Article byPosted Newsletter Editorial BoardDecember 2022
Are you good at passwords? I used to think so until finally being completely overwhelmed. Time to consider using a password manager!
You likely already use a basic password manager to capture your username and password — usually via a browser plugin—when you log in to a website, and then automatically fill in your credentials when you return to that site. The site stores all of your passwords in an encrypted database, often referred to as a “vault,” which you protect with a single master password.
While your web browser probably offers password management features, does it work across all your devices on all your accounts? (If so, and it’s free, let me know and I’ll switch today).
The best password managers relieve you of the burden of having to create and memorize unique, complex logins on your own, protect your passwords by encrypting your login information in a virtual vault — either locally or in the cloud — and only allowing access with a single master password.
In this day and age of technology, you can make your life easier. Here are the essential features that PC World and others say you should look for:
Password generation: The strongest passwords are long, random strings of characters, and you should use a different one for each site you access. That’s what makes password generation — the ability to create complex passwords out of letters, numbers, and special characters — an indispensable feature of any good password manager. The best password managers will also be able to analyze your existing passwords for weaknesses and upgrade them with a click.
Autofill and auto-login: Most password managers can autofill your login credentials whenever you visit a site and even log you in automatically. Thus, the master password is the only one you ever have to enter. However, browser autofill can be a security concern, so the best managers will also let you toggle off this feature if you feel the risk outweighs the convenience.

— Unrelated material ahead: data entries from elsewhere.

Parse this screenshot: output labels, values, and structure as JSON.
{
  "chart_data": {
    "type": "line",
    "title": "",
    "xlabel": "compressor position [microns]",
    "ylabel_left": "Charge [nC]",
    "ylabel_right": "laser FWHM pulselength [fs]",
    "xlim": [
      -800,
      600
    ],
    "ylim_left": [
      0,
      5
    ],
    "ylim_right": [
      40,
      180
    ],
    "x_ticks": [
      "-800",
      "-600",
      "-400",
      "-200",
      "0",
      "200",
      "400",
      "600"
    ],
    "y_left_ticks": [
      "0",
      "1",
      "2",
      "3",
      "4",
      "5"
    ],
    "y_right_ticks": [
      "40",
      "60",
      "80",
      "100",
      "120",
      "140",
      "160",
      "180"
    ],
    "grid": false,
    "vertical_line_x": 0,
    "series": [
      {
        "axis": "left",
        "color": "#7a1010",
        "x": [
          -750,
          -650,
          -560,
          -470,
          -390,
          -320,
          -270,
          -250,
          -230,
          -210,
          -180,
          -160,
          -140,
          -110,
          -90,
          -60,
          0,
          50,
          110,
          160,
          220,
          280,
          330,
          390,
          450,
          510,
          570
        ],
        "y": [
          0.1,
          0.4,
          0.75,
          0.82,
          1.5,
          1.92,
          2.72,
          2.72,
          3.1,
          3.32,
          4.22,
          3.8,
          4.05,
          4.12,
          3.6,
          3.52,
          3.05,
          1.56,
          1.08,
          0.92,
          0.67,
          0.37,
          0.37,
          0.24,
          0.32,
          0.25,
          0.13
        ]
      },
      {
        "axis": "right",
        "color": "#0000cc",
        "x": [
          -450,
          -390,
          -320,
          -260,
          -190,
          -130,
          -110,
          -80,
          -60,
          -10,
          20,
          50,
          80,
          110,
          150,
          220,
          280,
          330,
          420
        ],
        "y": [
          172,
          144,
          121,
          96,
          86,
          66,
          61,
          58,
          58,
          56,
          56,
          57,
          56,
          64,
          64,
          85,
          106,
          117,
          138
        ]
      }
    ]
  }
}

Secure sharing: You should be able to share a password with a family member or coworker without compromising your security.
Two-factor authentication: Password managers which support multi-factor authentication — using a second method such as a PIN, a fingerprint, or another trusted device for additional verification — are a desirable feature to minimize the risk of hacking.
Protection for other personal data: Credit card and bank account numbers, addresses, and other personal data can be securely stored in many password managers and available to autofill into web forms.
Given the foregoing, which password managers are worth considering? Here are several, ranging in cost from free to paid tiers.
LastPass (lastpass.com), which has both free and paid versions, covers the list pretty well. It can create unique, complex passwords; capture and manage login credentials; synchronize passwords across multiple devices; and share them with others you trust. Its password auditing and updating features help you identify and eliminate weak or duplicate passwords. It also stores credit card numbers and other personal data to autofill web forms. LastPass supports a range of multi-factor authentication options for protecting your vault.
Dashlane (dashlane.com) is another good paid choice. It features a security dashboard that grades your passwords and suggests actions for boosting your protection. It’s free for a single device, but to synchronize across multiple devices you’ll need a paid plan:
Keeper Password Manager & Digital Vault (keepersecurity.com) offers features such as multi-factor authentication support, extensive sharing capabilities, useful auditing tools, and full password histories. While security-minded users stand to get the most out of Keeper’s set of robust features, even the everyday user will be safer for using it.
While most password managers require a master password to access your password vault, LogMeOnce (logmeonce.com) offers options of a PIN, biometric, or photo login for program access. Other than this distinctive feature, LogMeOnce operates like the others It allows you to store and synchronize passwords and credit cards with additional features such as dark-web and cyberthreat monitoring, all of which comes at a price varying with the number of options you choose.
Finally, Bitwarden (bitwarden.com) offers a robust free plan. While it may lack some of the advanced features offered by the paid services and its no-frills interface isn’t the most user friendly, you can’t argue against Bitwarden’s price — it allows you to upgrade your security for free after all. It also offers very affordable paid tiers with more advanced features, but its free tier includes so much that you might not need anything else.